What I didn't realize until recently is that in the 1980s everyone was a Communist. All of our communication was trapped, contained behind walls. We were hidden from others and they were hidden from us.
As a Technology Teacher in 2011, I am constantly amazed at how easy connections form through social media. If I come across someone on TV, YouTube, in a print or digital article, I can probably find a way to contact them in minutes online. Not their agent, not their studio, not their publisher . . . them. When I see these people or read about them, I get that mental flash where I think that is exactly what I am trying to help my kids to understand! So I use the interwebs to find a way to contact them whether it be their e-mail, Twitter account, Facebook page, telephone number it doesn't matter.

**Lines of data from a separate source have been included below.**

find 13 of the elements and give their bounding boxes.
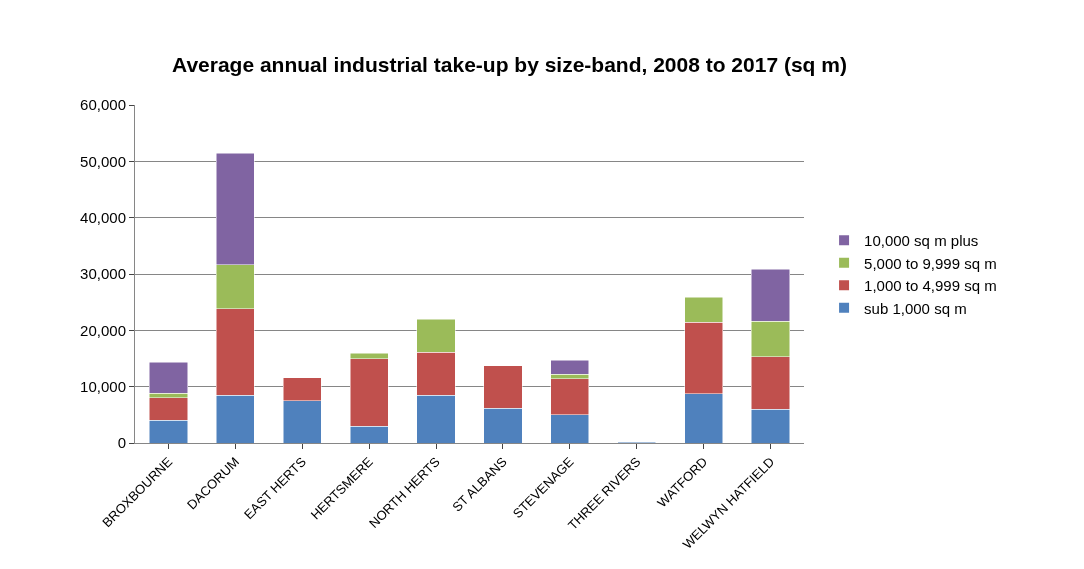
legend-label: sub 1,000 sq m	[864, 299, 967, 317]
y-tick-label: 40,000	[80, 208, 126, 226]
y-tick-label: 0	[117, 434, 126, 452]
bar	[550, 359, 590, 375]
y-tick-label: 20,000	[80, 321, 126, 339]
y-tick-label: 10,000	[80, 377, 126, 395]
legend-label: 1,000 to 4,999 sq m	[864, 277, 997, 295]
legend-label: 5,000 to 9,999 sq m	[864, 254, 997, 272]
y-tick-label: 60,000	[80, 96, 126, 114]
chart-title: Average annual industrial take-up by size-band, 2008 to 2017 (sq m)	[172, 52, 847, 76]
y-tick-label: 30,000	[80, 265, 126, 283]
y-tick-label: 50,000	[80, 152, 126, 170]
legend-label: 10,000 sq m plus	[864, 232, 979, 250]
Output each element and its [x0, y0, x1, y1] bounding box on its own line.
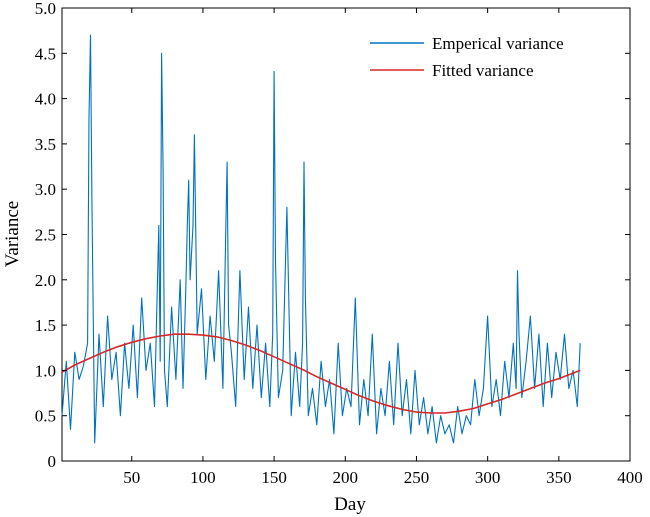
y-tick-label: 1.0	[35, 361, 56, 380]
legend-label-emperical: Emperical variance	[432, 34, 564, 53]
x-tick-label: 100	[190, 468, 216, 487]
series-line-emperical	[61, 34, 581, 444]
x-tick-label: 350	[546, 468, 572, 487]
y-tick-label: 3.5	[35, 135, 56, 154]
y-tick-label: 1.5	[35, 316, 56, 335]
x-axis-label: Day	[334, 494, 366, 515]
y-tick-label: 0	[48, 452, 57, 471]
series-line-fitted	[61, 333, 581, 414]
axis-ticks: 50 100 150 200 250 300 350 400 0 0.5 1.0 1.5 2.0 2.5 3…	[35, 0, 643, 487]
x-tick-label: 200	[333, 468, 359, 487]
x-tick-label: 50	[123, 468, 140, 487]
y-tick-label: 0.5	[35, 407, 56, 426]
x-tick-label: 300	[475, 468, 501, 487]
y-tick-label: 4.0	[35, 90, 56, 109]
data-layer	[61, 34, 581, 444]
y-tick-label: 3.0	[35, 180, 56, 199]
legend-label-fitted: Fitted variance	[432, 61, 534, 80]
x-tick-label: 150	[261, 468, 287, 487]
x-tick-label: 250	[404, 468, 430, 487]
y-axis-label: Variance	[2, 201, 23, 267]
y-tick-label: 4.5	[35, 44, 56, 63]
x-tick-label: 400	[617, 468, 643, 487]
y-tick-label: 2.5	[35, 226, 56, 245]
legend: Emperical variance Fitted variance	[370, 34, 564, 80]
y-tick-label: 2.0	[35, 271, 56, 290]
y-tick-label: 5.0	[35, 0, 56, 18]
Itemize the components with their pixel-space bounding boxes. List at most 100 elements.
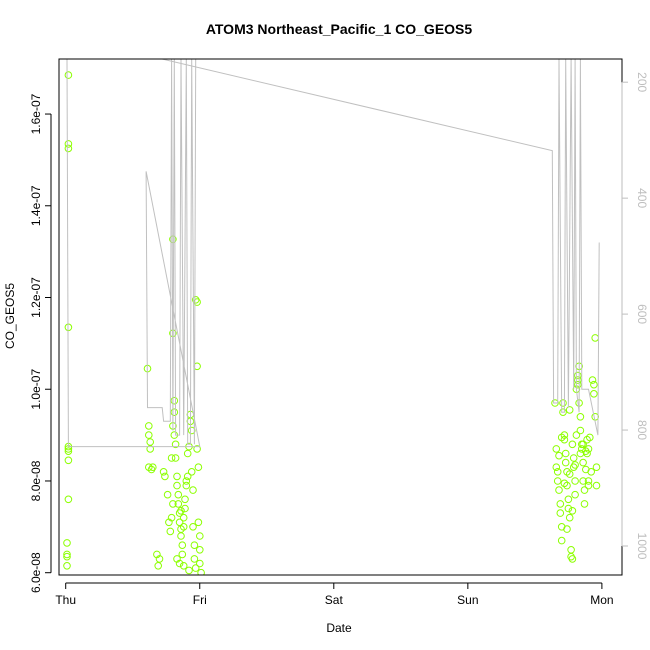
data-point [592, 463, 601, 472]
data-point [177, 507, 185, 515]
data-point [557, 536, 566, 545]
y2-tick-label: 800 [635, 420, 649, 440]
data-point [64, 447, 73, 456]
data-point [179, 513, 188, 522]
data-point [194, 463, 203, 472]
y2-tick-label: 600 [635, 304, 649, 324]
data-point [173, 472, 181, 481]
data-point [170, 396, 179, 405]
data-point [171, 454, 180, 462]
data-point [579, 477, 587, 485]
data-point [166, 527, 175, 536]
data-point [591, 334, 600, 342]
data-point [189, 523, 197, 531]
data-point [568, 555, 577, 563]
data-point [146, 438, 154, 446]
data-point [565, 513, 574, 522]
data-point [561, 449, 570, 458]
data-point [64, 456, 73, 465]
data-point [187, 468, 196, 476]
data-point [167, 513, 176, 522]
data-point [181, 504, 189, 513]
data-point [586, 433, 594, 442]
x-tick-label: Mon [590, 593, 613, 607]
data-point [574, 380, 582, 389]
data-point [574, 376, 582, 384]
data-point [576, 413, 585, 421]
data-point [145, 431, 153, 439]
data-point [182, 477, 191, 485]
data-point [561, 458, 570, 467]
data-point [178, 541, 187, 550]
data-point [557, 433, 566, 442]
data-point [583, 449, 591, 458]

A nice percentage of my lessons are collaborations with different fascinating people of all stripes: writers, entrepreneurs, hackers, and students and teachers from across the globe. I wonder if I was transported back to the 1980s if it would even be possible to do any of this. Where would I start?
Let's say it's 1982. Let's say I happened to have a magazine with an article about someone who could add something important to a unit we were working on in class. Maybe I caught a TV show on one of the 5 channels with some fascinating character. I might want to bring them into my class somehow. I certainly couldn't tweet them an invite and Skype them in the next day, that's for sure.
What's my first step, getting the Yellow Pages? Getting the White Pages? Thinking if someone I know might be a degree or two closer to them and leapfrog my inner-circle? Post an ad in the newspaper in the town where they live? How would I even find out where they live? Call up the government? Hire a Private Investigator? Even if I got their number or their mailing address, how would I get them into class? Fly them to my state, ask them to take a train or rent a car, have a 30 minute chat with my kids and then go home?
Seems crazy, all of it. Okay maybe the idea that everyone was a communist in the 1980s is a little crazy too, but the ability to connect and communicate on this level certainly makes it seem like they were. In November of 1989, the BBC wrote an article about the fall of the Berlin Wall that sort of sums up the last 20 years of communications:
"At midnight East Germany's Communist rulers gave permission for gates along the Wall to be opened after hundreds of people converged on crossing points. They surged through cheering and shouting and were be met by jubilant West Berliners on the other side. Ecstatic crowds immediately began to clamber on top of the Wall and hack large chunks out of the 28-mile (45-kilometre) barrier."